We’re filming at the moment, which takes up a couple of full days each week. It also means that I’m taken out of it all day, so I have to go on into the evening. I have two deals that I’m negotiating at the moment, and I can’t just put those off because I’m filming. So when the cameras stop rolling about 7 or 8 o’clock, I’ll book a conference call or arrange some face-to-face meetings, to catch up on important stuff.

I’ve been launching my new book this week, so I’ve been doing lots of media and TV. I started off with breakfast TV and then did a few radio interviews: the Simon Mayo show with Richard Bacon, Steve Wright. Because it’s a business book, I get a lot of challenging interviews, which I love. Otherwise you’re just turning up and answering the same questions: who’s your favourite Dragon, is Peter Jones really that tall, that kind of thing... Every interviewer pulls out different things – I can’t guess what they want to know about the book, because it covers a lot of ground.
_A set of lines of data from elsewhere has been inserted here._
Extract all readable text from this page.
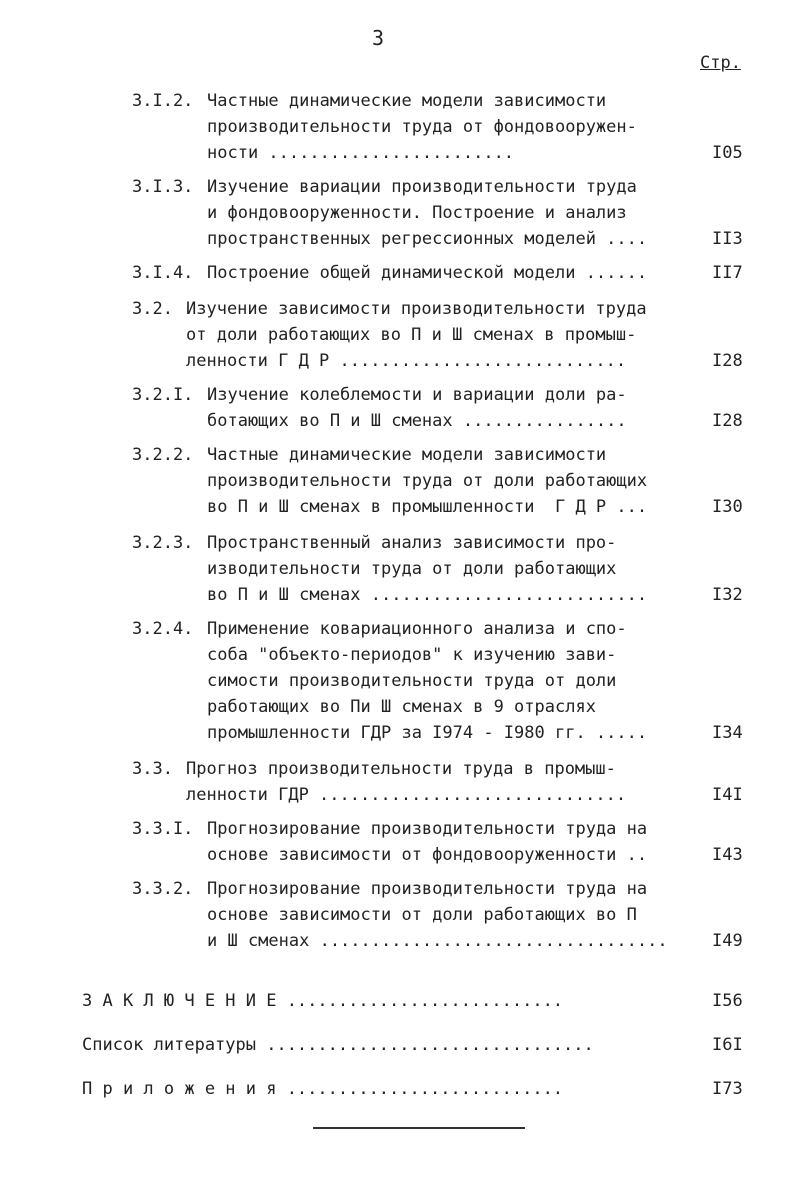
3
Стр.
3.I.2. Частные динамические модели зависимости
производительности труда от фондовооружен-
ности ........................	I05
3.I.3. Изучение вариации производительности труда
и фондовооруженности. Построение и анализ
пространственных регрессионных моделей ....	II3
3.I.4. Построение общей динамической модели ......	II7
3.2. Изучение зависимости производительности труда
от доли работающих во П и Ш сменах в промыш-
ленности Г Д Р ............................	I28
3.2.I. Изучение колеблемости и вариации доли ра-
ботающих во П и Ш сменах ................	I28
3.2.2. Частные динамические модели зависимости
производительности труда от доли работающих
во П и Ш сменах в промышленности  Г Д Р ...	I30
3.2.3. Пространственный анализ зависимости про-
изводительности труда от доли работающих
во П и Ш сменах ...........................	I32
3.2.4. Применение ковариационного анализа и спо-
соба "объекто-периодов" к изучению зави-
симости производительности труда от доли
работающих во Пи Ш сменах в 9 отраслях
промышленности ГДР за I974 - I980 гг. .....	I34
3.3. Прогноз производительности труда в промыш-
ленности ГДР ..............................	I4I
3.3.I. Прогнозирование производительности труда на
основе зависимости от фондовооруженности ..	I43
3.3.2. Прогнозирование производительности труда на
основе зависимости от доли работающих во П
и Ш сменах ..................................	I49
З А К Л Ю Ч Е Н И Е ...........................	I56
Список литературы ................................	I6I
П р и л о ж е н и я ...........................	I73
So I pretty much always let it go free-flow, because I want the interviewer to get what they want out of it.

On the days when I’m at home in Somerset, I get up late – I won’t be up before half eight, and I’m not fully functioning until about 9.30. In fact, I avoid any important meetings until about 10am. And I’ve done that throughout my life, regardless of any tuts or raised eyebrows! When I was negotiating with Phoenix Equity Partners, I told them that there was one important caveat: if I’m going to get involved with you, nothing starts before 9am!

I have an office at my home (I’m not a workaholic, I just love business) so I check my emails and my diary first, and then maybe have a cup of tea, wander round the garden, think about what I’ve got to do for the day. Then I head to my local office. My PA will come over and we’ll go through all the stuff I’ve got to go through – sign anything that needs signing, read anything that needs reading – before she leaves me to my meetings or telephone calls or whatever. I’m normally quite loose about these days. Generally speaking I love being very busy, so I like to organise my diary around very full structured days – and then nothing. Or at least, days when I can choose what I want to do. That’s my downtime. Inevitably I end up working, but it’s not stuff I absolutely have to get done.

In the evening I might get on the train to come up to London – particularly if we’re filming in the morning, because then I get picked up at 6.30am (I just fall asleep in the back of the car!). Otherwise I’ll arrange back-to-back meetings – whether it’s TV, book stuff, or the charities I’m involved with. For instance, I’ve just launched the Childline Child’s Voice Appeal South West; I’m the chairman, and I’ve got to raise £1.5m in the next three years. 30% of Childline calls don’t get answered; that’s completely unacceptable, so I’m raising money for extra staff. That means structuring our PR campaign, targeting people who we want to target, getting people involved to help us and so on, ahead of a big dinner we’ve got next week.

Then there are my investments: some need a lot of my time, some need none of my time. They’re all over the country, so I can’t see them often – but I speak to them all on a regular basis (I get very alarmed if I can’t get through!). It’s a pretty varied life I lead, which I love.